Además del estancamiento económico, la amargura y la nostalgia fueron otros legados del Sur en la posguerra. Miles de veteranos del ejército confederado simplemente abandonaron los Estados Unidos, pero otros, como el hombre que perdió dos hijos y sus esclavos en la guerra, vivieron para odiar. «Me han dejado un privilegio inestimable: odiarlos. Me levanto a las cuatro y media de la mañana y me siento hasta las doce de la noche para odiarlos».
El movimiento de la «Causa Perdida» veneraba la desaparecida cultura sureña anterior a la guerra y al ejército confederado.

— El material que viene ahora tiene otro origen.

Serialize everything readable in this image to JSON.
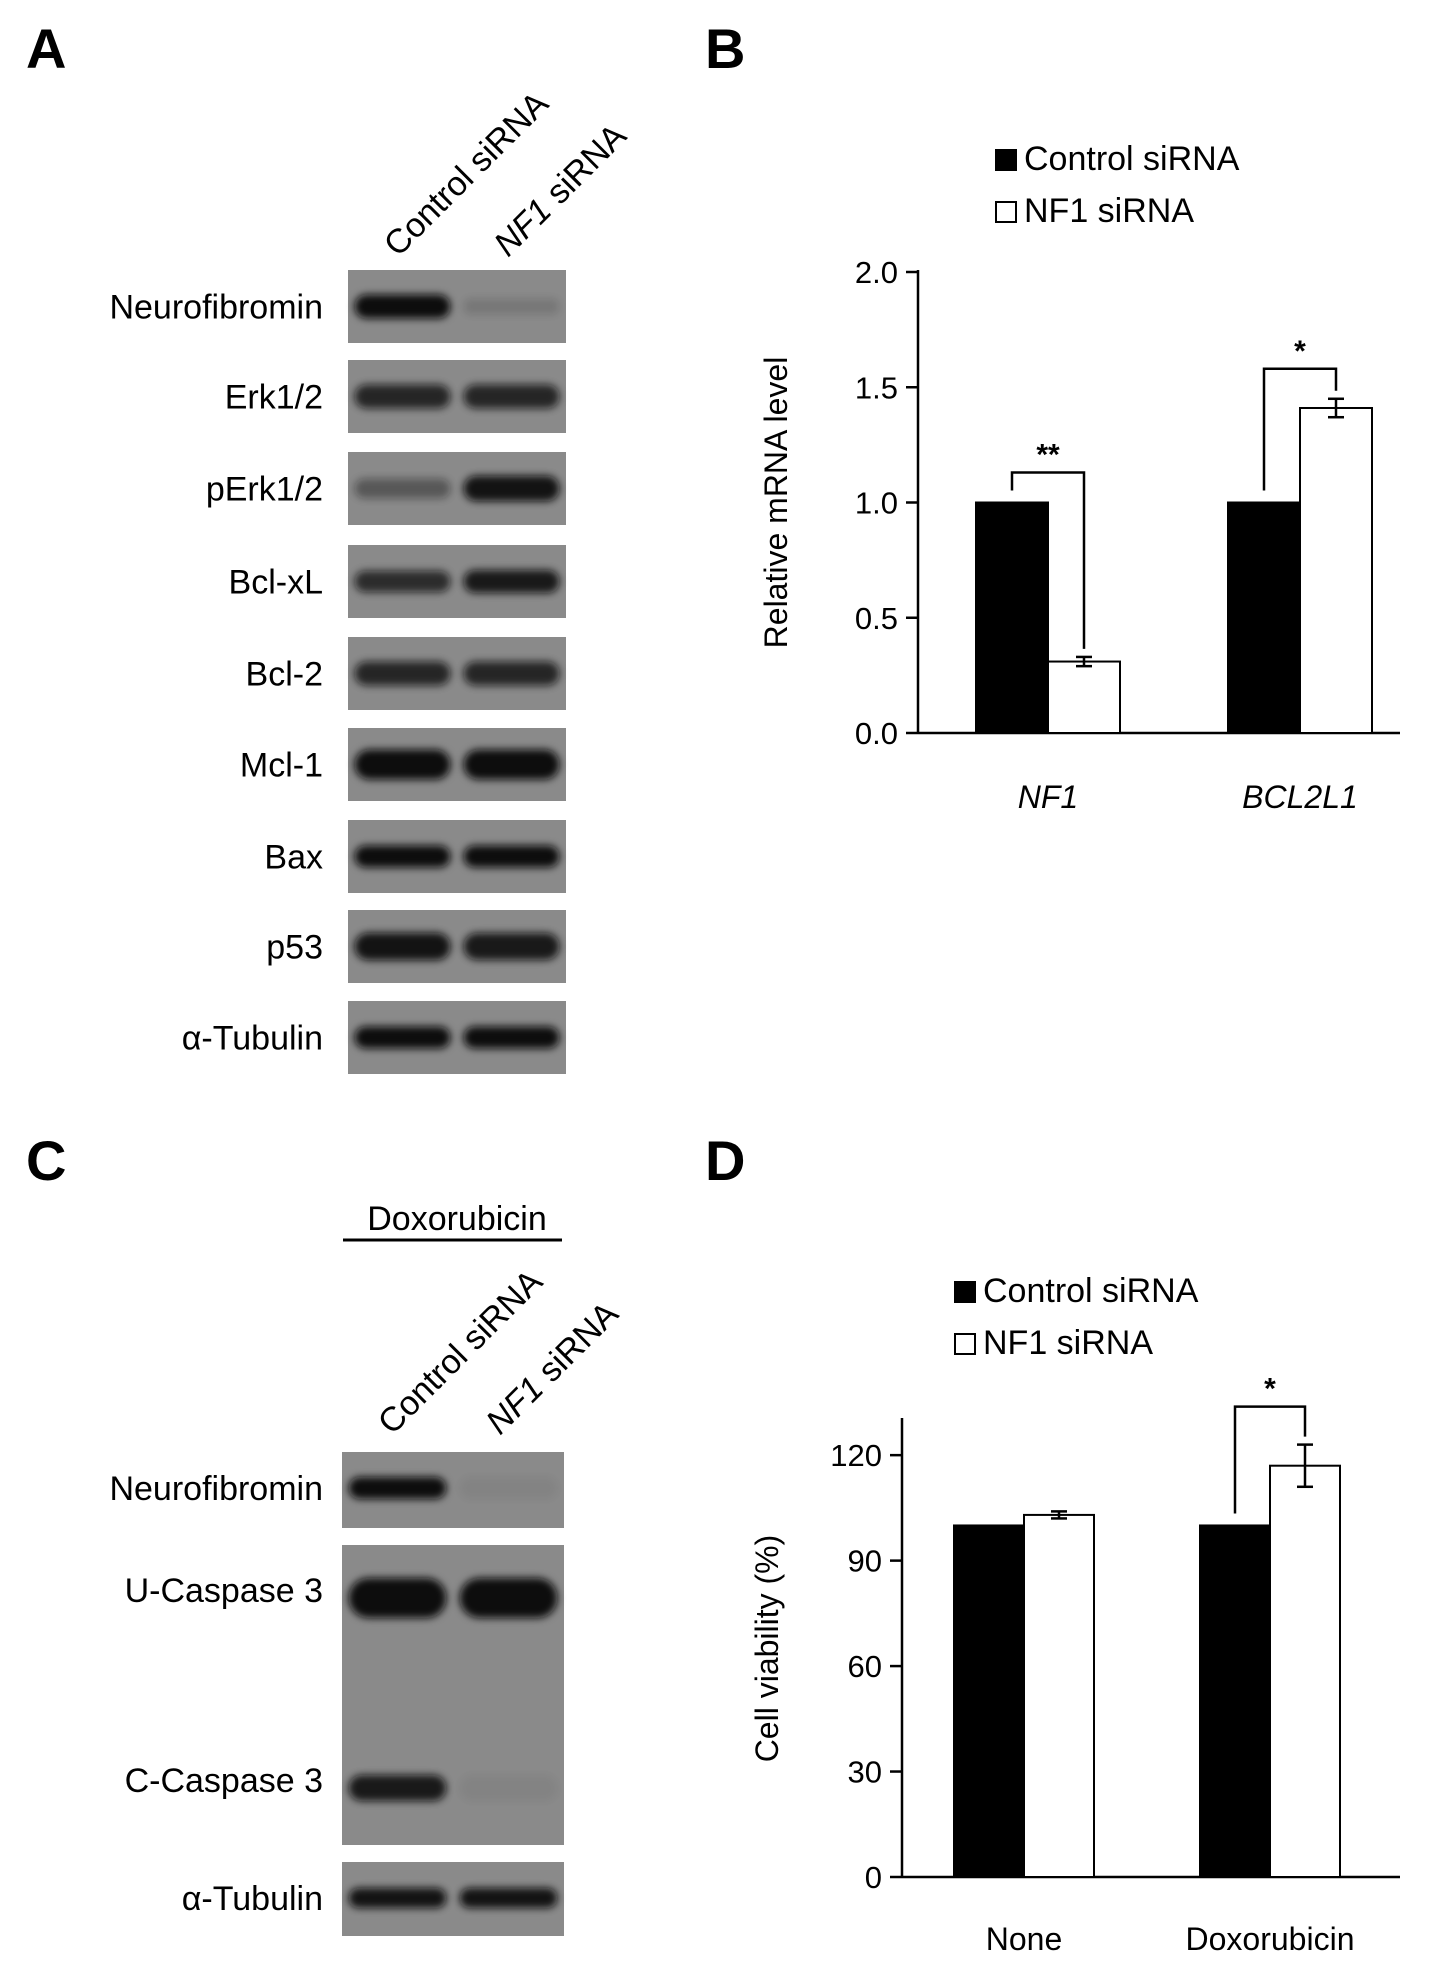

Su apoteosis fue la inauguración de una estatua ecuestre de sesenta pies de altura del difunto Robert E. Lee en Richmond el 29 de mayo de 1890. Miles de sureños se alinearon en la ruta del desfile en medio de un alboroto de banderas confederadas. Cuando los viejos generales y sus antiguas tropas vestidas de gris desfilaron, la multitud estalló en gritos exaltados de los rebeldes.